The Canadian writer Atwood, author of “The Handmaid’s Tale” and many other books, will write a novel based on “The Tempest.” Jacobson, known for his humorous novels that often take up themes of Jewish identity in Britain, will write a novel based on one of the Bard’s most controversial plays, “The Merchant of Venice.”
“For an English novelist Shakespeare is where it all begins. For an English novelist who also happens to be Jewish ‘The Merchant of Venice’ is where it all snarls up,” Jacobson said in a statement. “Only a fool would think he has anything to add to Shakespeare. But Shakespeare probably never met a Jew, the Holocaust had not yet happened, and anti-Semitism didn’t have a name. Can one tell the same story today, when every reference carries a different charge? There’s the challenge. I quake before it.”
Earlier this year, Hogarth announced that Anne Tyler would write a novel based on “The Taming of the Shrew” and Jeanette Winterson would adapt Shakespeare's play "The Winter's Tale."

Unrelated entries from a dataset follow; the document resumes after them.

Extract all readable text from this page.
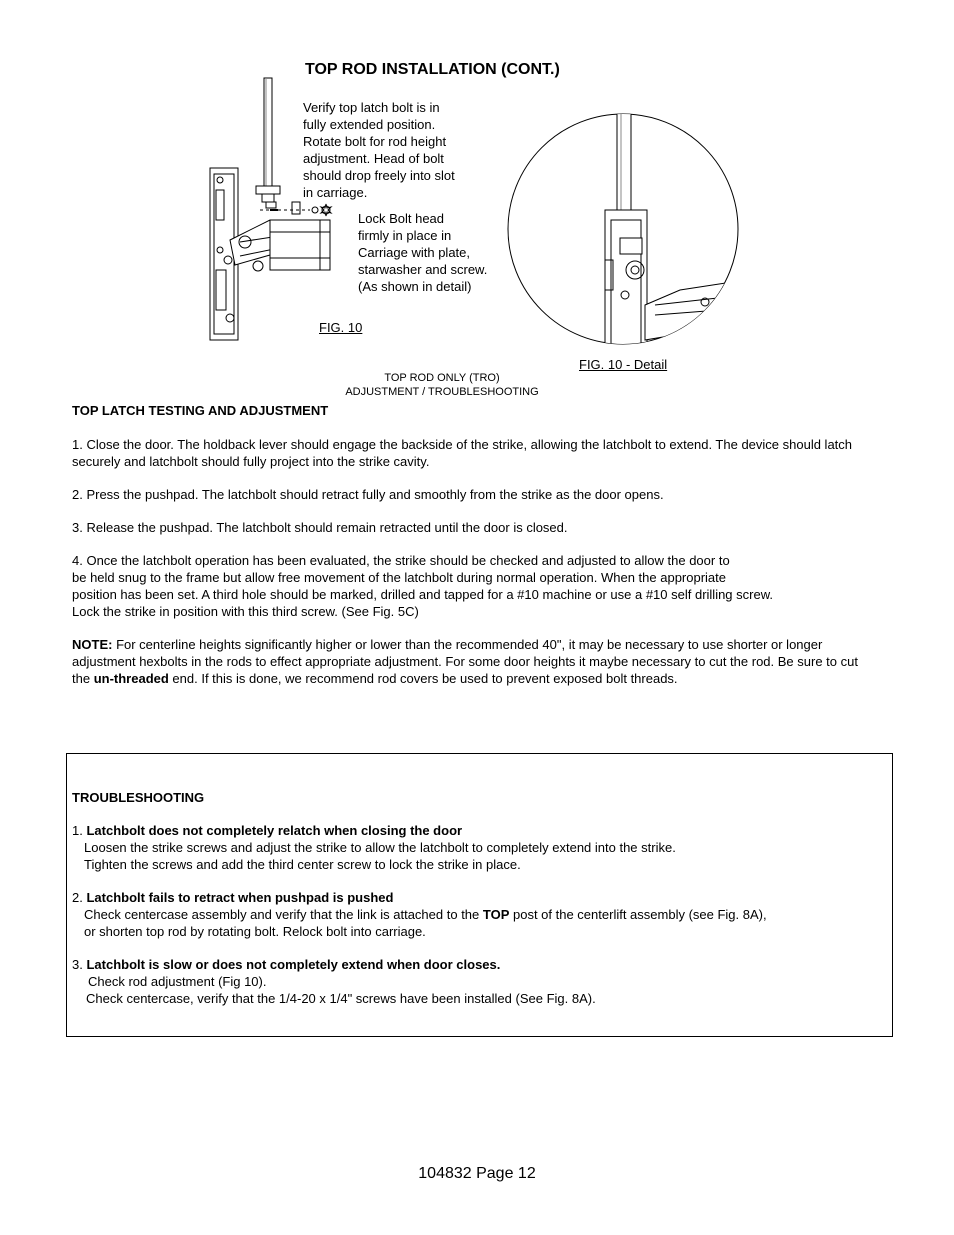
TOP ROD INSTALLATION (CONT.)
Verify top latch bolt is in
fully extended position.
Rotate bolt for rod height
adjustment. Head of bolt
should drop freely into slot
in carriage.
Lock Bolt head
firmly in place in
Carriage with plate,
starwasher and screw.
(As shown in detail)
FIG. 10
FIG. 10 - Detail
TOP ROD ONLY (TRO)
ADJUSTMENT / TROUBLESHOOTING
TOP LATCH TESTING AND ADJUSTMENT

1. Close the door. The holdback lever should engage the backside of the strike, allowing the latchbolt to extend. The device should latch securely and latchbolt should fully project into the strike cavity.

2. Press the pushpad. The latchbolt should retract fully and smoothly from the strike as the door opens.

3. Release the pushpad. The latchbolt should remain retracted until the door is closed.

4. Once the latchbolt operation has been evaluated, the strike should be checked and adjusted to allow the door to
be held snug to the frame but allow free movement of the latchbolt during normal operation. When the appropriate
position has been set. A third hole should be marked, drilled and tapped for a #10 machine or use a #10 self drilling screw.
Lock the strike in position with this third screw. (See Fig. 5C)

NOTE: For centerline heights significantly higher or lower than the recommended 40", it may be necessary to use shorter or longer adjustment hexbolts in the rods to effect appropriate adjustment. For some door heights it maybe necessary to cut the rod. Be sure to cut the un-threaded end. If this is done, we recommend rod covers be used to prevent exposed bolt threads.

TROUBLESHOOTING
1. Latchbolt does not completely relatch when closing the door
Loosen the strike screws and adjust the strike to allow the latchbolt to completely extend into the strike.
Tighten the screws and add the third center screw to lock the strike in place.
2. Latchbolt fails to retract when pushpad is pushed
Check centercase assembly and verify that the link is attached to the TOP post of the centerlift assembly (see Fig. 8A),
or shorten top rod by rotating bolt. Relock bolt into carriage.
3. Latchbolt is slow or does not completely extend when door closes.
Check rod adjustment (Fig 10).
Check centercase, verify that the 1/4-20 x 1/4" screws have been installed (See Fig. 8A).
104832 Page 12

Hogarth publisher Molly Stern told The Times in July that the authors who participate in the project would have the freedom to interpret Shakespeare’s works as they see fit.
Tyler told The Times that she had agreed to take on “The Taming of the Shrew,” in part, because the play had always troubled her. "I have no favorite moments in this play," Tyler said. "I first read it in college and disliked it intensely, and I can't say my attitude toward it softened any when I read it again just recently."
Atwood said in a statement that “The Tempest” has always been one of her favorites, and “working on it will be an invigorating challenge. Is Caliban the first talking monster? Not quite, but close...”
The first novels in the series are set to appear in 2016, the 400th anniversary of Shakespeare’s death.